Deploying from a forward base in
a Nato country, they apprehended a fugitive on the UN al-Qaeda
watch-list with a $5m (£3.1m) bounty on his head.
Commenting on his capture, the US Defence Secretary Chuck Hagel said on Sunday: "These operations in Libya and Somalia send a strong message to the world that the United States will spare no effort to hold terrorists accountable, no matter where they hide or how long they evade justice."
The Libyan government has publicly called on for an explanation from the US, while at the same time saying it hopes this will not upset their relations.
Abu Anas al-Liby was no friend of Libya's government but to its citizens this US raid could be taken as a humiliating infringement of national sovereignty.
Anas al-Liby
- Born 30 March 1964 in Tripoli, Libya. Also known as Nazih Abdul-Hamed al-Ruqai
- Believed to have joined al-Qaeda in 1990s
- Given political asylum in UK
- Rumoured to have returned to Libya during 2011 civil war
- Charged by New York prosecutors in 2000 with involvement in the 1998 Kenya and Tanzania US embassy bombings
- One of FBI's "most wanted terrorists" with $5m bounty for his capture
The US insists that the detention
of this long-sought suspect is "lawful" and the bringing to justice of
such an allegedly dangerous man will be popular back home.

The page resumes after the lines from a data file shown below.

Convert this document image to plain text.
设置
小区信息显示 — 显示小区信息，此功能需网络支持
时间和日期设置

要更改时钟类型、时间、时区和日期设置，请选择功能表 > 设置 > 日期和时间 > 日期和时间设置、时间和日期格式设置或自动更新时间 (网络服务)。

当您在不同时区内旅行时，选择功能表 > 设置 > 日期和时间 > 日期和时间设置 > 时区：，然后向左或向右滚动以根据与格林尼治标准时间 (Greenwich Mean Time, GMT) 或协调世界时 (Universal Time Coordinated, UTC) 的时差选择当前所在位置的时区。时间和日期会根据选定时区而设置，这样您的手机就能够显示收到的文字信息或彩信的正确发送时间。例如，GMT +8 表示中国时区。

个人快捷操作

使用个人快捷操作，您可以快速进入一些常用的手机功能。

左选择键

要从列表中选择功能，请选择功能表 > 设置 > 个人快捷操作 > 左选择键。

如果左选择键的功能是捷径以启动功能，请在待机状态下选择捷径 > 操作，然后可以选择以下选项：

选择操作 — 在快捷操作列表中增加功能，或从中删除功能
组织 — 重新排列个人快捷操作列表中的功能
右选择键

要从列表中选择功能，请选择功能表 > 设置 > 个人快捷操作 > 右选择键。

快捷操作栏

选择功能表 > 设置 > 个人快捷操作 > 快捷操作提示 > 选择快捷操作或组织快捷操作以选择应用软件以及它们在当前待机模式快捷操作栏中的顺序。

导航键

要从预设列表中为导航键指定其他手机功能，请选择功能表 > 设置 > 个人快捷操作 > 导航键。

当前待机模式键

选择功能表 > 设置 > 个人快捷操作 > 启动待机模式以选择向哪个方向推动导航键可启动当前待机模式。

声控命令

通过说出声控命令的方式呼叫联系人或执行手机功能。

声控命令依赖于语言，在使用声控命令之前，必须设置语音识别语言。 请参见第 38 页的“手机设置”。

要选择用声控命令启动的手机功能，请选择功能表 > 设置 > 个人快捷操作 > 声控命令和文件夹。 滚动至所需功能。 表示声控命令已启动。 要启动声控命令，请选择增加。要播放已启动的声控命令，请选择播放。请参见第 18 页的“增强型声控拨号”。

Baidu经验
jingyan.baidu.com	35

Military weight In Somalia the raid by US Navy commandos from Seal Team Six failed and they returned empty-handed.
This was a failure of intelligence on two counts. The al-Shabab leader, possibly Ahmed Godane himself, was not at home, and the beachside villa they hoped to find him in turned out to be well defended.
When commandos swim ashore under cover of darkness they are inevitably limited in how much firepower they can carry and the option to withdraw was the pragmatic one.
Yet when the most highly trained commandos from the most powerful military in the world attack a sandal-wearing militia and are forced to retreat, this will be seized on as a propaganda victory for al-Shabab.
After the debacle of Blackhawk Down in Mogadishu in 1993, the Pentagon steered clear of Somalia for years.
But more recently it has conducted a number of often unpublished raids into that country, with the blessing of the UN-backed government there.
Sometimes they involve unmanned aerial drones, sometimes they involve US Navy Seals. A US Special Forces raid in 2009 on Barawe - the same town as this weekend's raid - located and killed its intended target, the al-Qaeda leader in Somalia, Ali Saleh Al-Nabhan.
The US will undoubtedly be planning more such special operations raids, its plans given urgency by the scale and body count of al-Shabab's murderous attack in September on a Nairobi shopping mall.
The message Washington clearly wants to convey to its enemies is: "We will find you and get you, however long it takes."
But to many in the countries visited by such raids, there will be accusations of a global superpower throwing its military weight around and acting outside the law to serve its own interests.